By Adam Cumes, Agency Sales Director, EMEA for Dun & Bradstreet
In the age of automation and efficiency, marketers are under more pressure than ever to deliver results with fewer resources. Budgets are tightening, expectations are rising, and the directive to “do more with less” is echoing across marketing departments worldwide. In this environment, data often feels like a place to save. After all, aren’t all contact records basically the same?
Consider this scenario: A B2B marketing team, facing budget cuts, decides to buy a lower-cost dataset to fuel their next campaign. It looks promising on the surface: thousands of names and emails at a fraction of the cost. But as the campaign rolls out, engagement is anemic. Bounce rates spike. A handful of recipients even lodge privacy complaints. Not only does the campaign underperform, but legal now wants to investigate. What seemed like a savvy savings move ends up eroding ROI, damaging trust, and increasing risk exposure.
So, what do we really pay when we buy cheap data? Often, far more than the price tag suggests.
The Myth of Short-Term Savings
Low-cost data is tempting, especially when every dollar counts. With a flood of vendors offering high volumes at bargain prices, it’s easy to assume you’re getting a good deal. But in many cases, those deals are built on outdated or unverified information, mismatched records, or opaque sourcing methods. What you save in dollars, you lose in effectiveness.
The appeal is understandable. Economic uncertainty has made efficiency the mantra of the day. Marketing teams are leaner, cycles are shorter, and procurement is scrutinizing every contract. In such an environment, low-cost data can seem like an easy way to keep campaigns running. But that illusion quickly fades when the hidden costs start to surface:
Marketing Ineffectiveness. Data is the foundation of modern marketing. If that foundation is shaky, everything built on top of it suffers. Poor data quality means bad match rates, wasted impressions, and missed opportunities. You can’t personalize messaging to someone you can’t accurately identify. And if you can’t deliver relevant, timely content, your audience simply tunes out.
Low-quality data also hinders optimization. When analytics are skewed by inaccurate inputs, performance benchmarks become unreliable. You may find yourself investing more in tactics that appear to work but are built on faulty assumptions, creating a cycle of inefficiency that’s hard to escape.
Compliance and Risk Exposure. Regulatory compliance is another area where cheap data becomes costly. Privacy laws like GDPR and CCPA require companies to maintain clear consent records and transparent sourcing while giving people control over their data. Many low-cost providers simply can’t meet those standards.
When campaigns are built on unverifiable, outdated, or unauthorized information, they risk violating privacy regulations, which can lead to fines, legal action, or mandatory audits. But perhaps even more damaging is the erosion of trust. Privacy violations or even just poor targeting practices can make customers feel surveilled or disrespected. And once trust is broken, it’s hard to repair.

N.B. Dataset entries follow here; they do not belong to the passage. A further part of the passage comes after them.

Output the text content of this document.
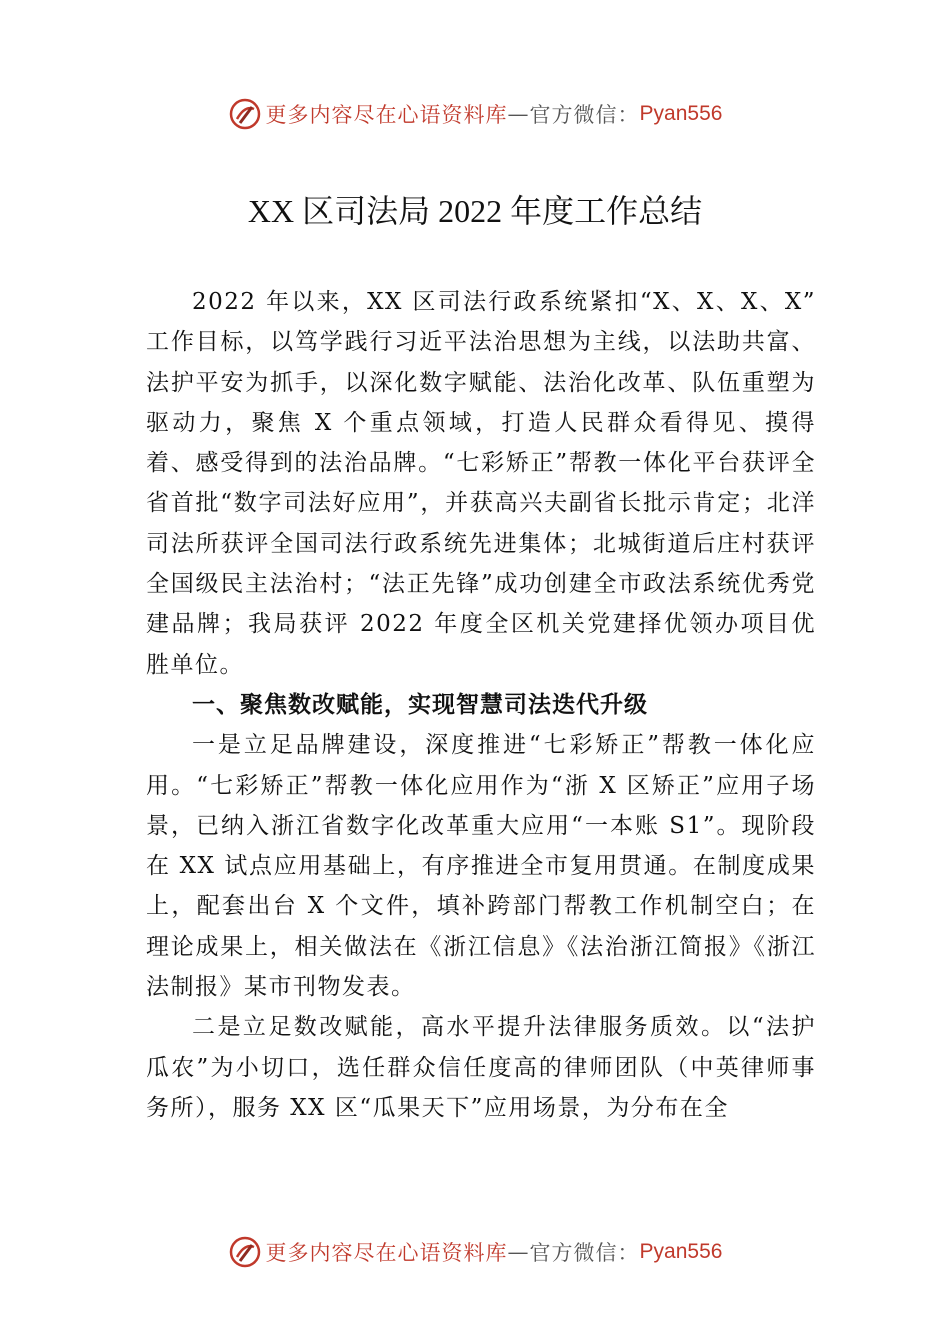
更多内容尽在心语资料库 — 官方微信： Pyan556
XX 区司法局 2022 年度工作总结

2022 年以来，XX 区司法行政系统紧扣“X、X、X、X” 工作目标，以笃学践行习近平法治思想为主线，以法助共富、法护平安为抓手，以深化数字赋能、法治化改革、队伍重塑为驱动力，聚焦 X 个重点领域，打造人民群众看得见、摸得着、感受得到的法治品牌。“七彩矫正”帮教一体化平台获评全省首批“数字司法好应用”，并获高兴夫副省长批示肯定；北洋司法所获评全国司法行政系统先进集体；北城街道后庄村获评全国级民主法治村；“法正先锋”成功创建全市政法系统优秀党建品牌；我局获评 2022 年度全区机关党建择优领办项目优胜单位。

一、聚焦数改赋能，实现智慧司法迭代升级

一是立足品牌建设，深度推进“七彩矫正”帮教一体化应用。“七彩矫正”帮教一体化应用作为“浙 X 区矫正”应用子场景，已纳入浙江省数字化改革重大应用“一本账 S1”。现阶段在 XX 试点应用基础上，有序推进全市复用贯通。在制度成果上，配套出台 X 个文件，填补跨部门帮教工作机制空白；在理论成果上，相关做法在《浙江信息》《法治浙江简报》《浙江法制报》某市刊物发表。

二是立足数改赋能，高水平提升法律服务质效。以“法护瓜农”为小切口，选任群众信任度高的律师团队（中英律师事务所），服务 XX 区“瓜果天下”应用场景，为分布在全

更多内容尽在心语资料库 — 官方微信： Pyan556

Erosion of Trust and Brand Equity. Customers today are savvy, whether buying for themselves or their businesses. They expect brands to know who they are and to respect their preferences. When a message lands in their inbox that’s clearly off-base—sent to the wrong person, referencing outdated information, or making irrelevant assumptions—it signals that your brand doesn’t care enough to get it right.
But the damage doesn’t stop there. Internally, low-quality data can create tension between marketing and sales, who may see vastly different pictures of the same customer. It can lead to distrust in dashboards, misalignment in strategy, and wasted hours reconciling inconsistent systems. Over time, the result is organizational friction that slows growth and frustrates teams.
How to Prioritize Value Over Price
Reversing these outcomes starts with a mindset shift: from treating data as a commodity to viewing it as infrastructure.
Start by embracing data strategies that prioritize quality, consistency, and applicability across platforms over volume alone. The right strategy isn’t about choosing the cheapest source. It’s about choosing partners who can offer transparency, governance, and interoperability.
Next, insist on auditable, transparent data pipelines. You should know where your data comes from, how it’s validated, and whether it meets compliance requirements. Avoid providers who operate as black boxes. Instead, work with sources that can explain their matching logic, validation methods, and consent practices.
Finally, invest in persistent identity resolution models. In today’s omnichannel world, your audiences aren’t static. They interact across devices, roles, and platforms. Persistent identity resolution ensures you’re not just guessing who someone is based on a single interaction. Instead, it connects behaviors and signals over time, enabling you to deliver more accurate, relevant, and respectful experiences.
Data strategy is not a line item. It’s a core component of your brand’s infrastructure. Choosing cheap data might help you hit a short-term budget target, but it often undermines the very outcomes you’re trying to achieve. The real ROI comes not from how much data you can buy for the lowest cost, but from how effectively that data drives outcomes across your marketing, sales, and service functions.